Table 5. Summary of possible service result variable values
┌──────────────────┬──────────────────┬──────────────────┐
│$SERVICE_RESULT │ $EXIT_CODE │ $EXIT_STATUS │
├──────────────────┼──────────────────┼──────────────────┤
│"success" │ "killed" │ "HUP", "INT", │
│ │ │ "TERM", "PIPE" │
│ ├──────────────────┼──────────────────┤
│ │ "exited" │ "0" │
├──────────────────┼──────────────────┼──────────────────┤
│"protocol" │ not set │ not set │
│ ├──────────────────┼──────────────────┤
│ │ "exited" │ "0" │
├──────────────────┼──────────────────┼──────────────────┤
│"timeout" │ "killed" │ "TERM", "KILL" │
│ ├──────────────────┼──────────────────┤
│ │ "exited" │ "0", "1", "2", │
│ │ │ "3", ..., "255" │
├──────────────────┼──────────────────┼──────────────────┤
│"exit-code" │ "exited" │ "1", "2", "3", │
│ │ │ ..., "255" │
├──────────────────┼──────────────────┼──────────────────┤
│"signal" │ "killed" │ "HUP", "INT", │
│ │ │ "KILL", ... │
├──────────────────┼──────────────────┼──────────────────┤
│"core-dump" │ "dumped" │ "ABRT", "SEGV", │
│ │ │ "QUIT", ... │
├──────────────────┼──────────────────┼──────────────────┤
│"watchdog" │ "dumped" │ "ABRT" │
│ ├──────────────────┼──────────────────┤
│ │ "killed" │ "TERM", "KILL" │
│ ├──────────────────┼──────────────────┤
│ │ "exited" │ "0", "1", "2", │
│ │ │ "3", ..., "255" │
├──────────────────┼──────────────────┼──────────────────┤
│"exec-condition" │ "exited" │ "1", "2", "3", │
│ │ │ "4", ..., "254" │
├──────────────────┼──────────────────┼──────────────────┤
│"oom-kill" │ "killed" │ "TERM", "KILL" │
├──────────────────┼──────────────────┼──────────────────┤
│"start-limit-hit" │ not set │ not set │
├──────────────────┼──────────────────┼──────────────────┤
│"resources" │ any of the above │ any of the above │
├──────────────────┴──────────────────┴──────────────────┤
│Note: the process may be also terminated by a signal │
│not sent by systemd.
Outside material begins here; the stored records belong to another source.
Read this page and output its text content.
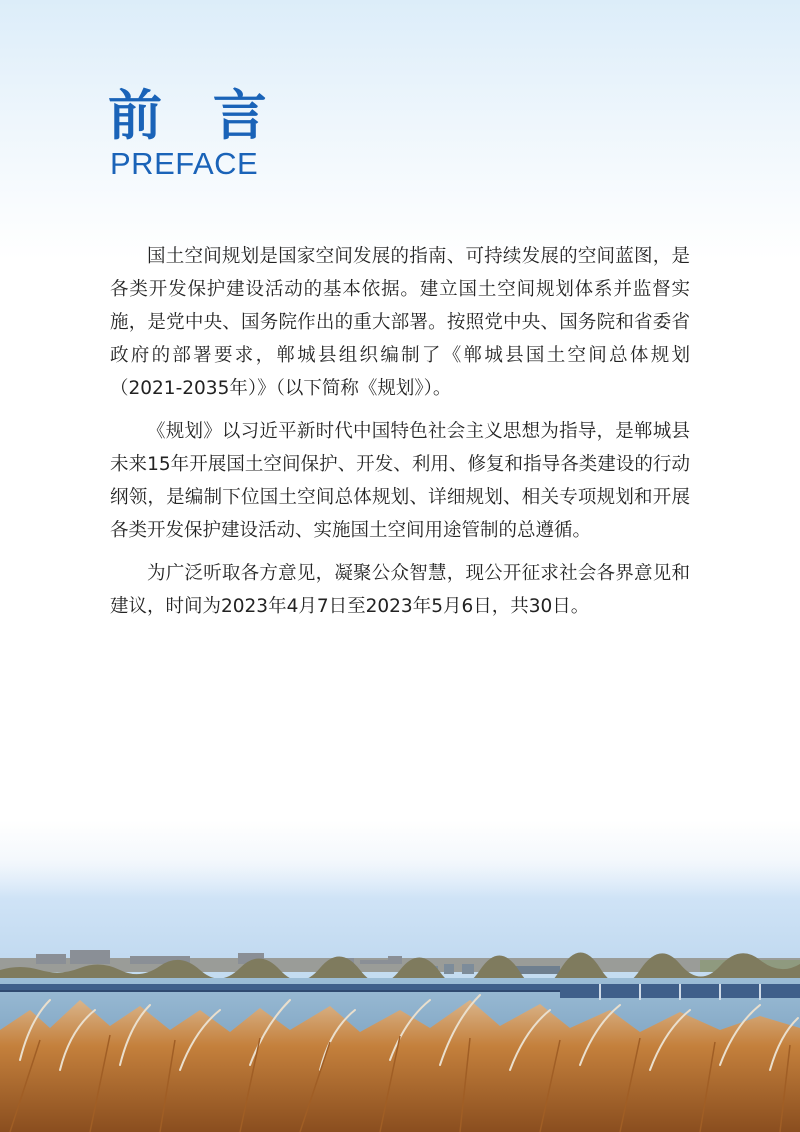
前 言
PREFACE

国土空间规划是国家空间发展的指南、可持续发展的空间蓝图，是各类开发保护建设活动的基本依据。建立国土空间规划体系并监督实施，是党中央、国务院作出的重大部署。按照党中央、国务院和省委省政府的部署要求，郸城县组织编制了《郸城县国土空间总体规划（2021-2035年）》（以下简称《规划》）。

《规划》以习近平新时代中国特色社会主义思想为指导，是郸城县未来15年开展国土空间保护、开发、利用、修复和指导各类建设的行动纲领，是编制下位国土空间总体规划、详细规划、相关专项规划和开展各类开发保护建设活动、实施国土空间用途管制的总遵循。

为广泛听取各方意见，凝聚公众智慧，现公开征求社会各界意见和建议，时间为2023年4月7日至2023年5月6日，共30日。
In particular the process may │
│send an arbitrary signal to itself in a handler for │
│any of the non-maskable signals. Nevertheless, in the │
│"timeout" and "watchdog" rows above only the signals │
│that systemd sends have been included. Moreover, using │
│SuccessExitStatus= additional exit statuses may be │
│declared to indicate clean termination, which is not │
│reflected by this table. │
└────────────────────────────────────────────────────────┘
$PIDFILE
The path to the configured PID file, in case the process is
forked off on behalf of a service that uses the PIDFile=
setting, see systemd.service(5) for details. Service code may
use this environment variable to automatically generate a PID
file at the location configured in the unit file. This field
is set to an absolute path in the file system.
For system services, when PAMName= is enabled and pam_systemd
is
part of the selected PAM stack, additional environment variables
defined by systemd may be set for services. Specifically, these
are $XDG_SEAT, $XDG_VTNR, see pam_systemd(8) for details.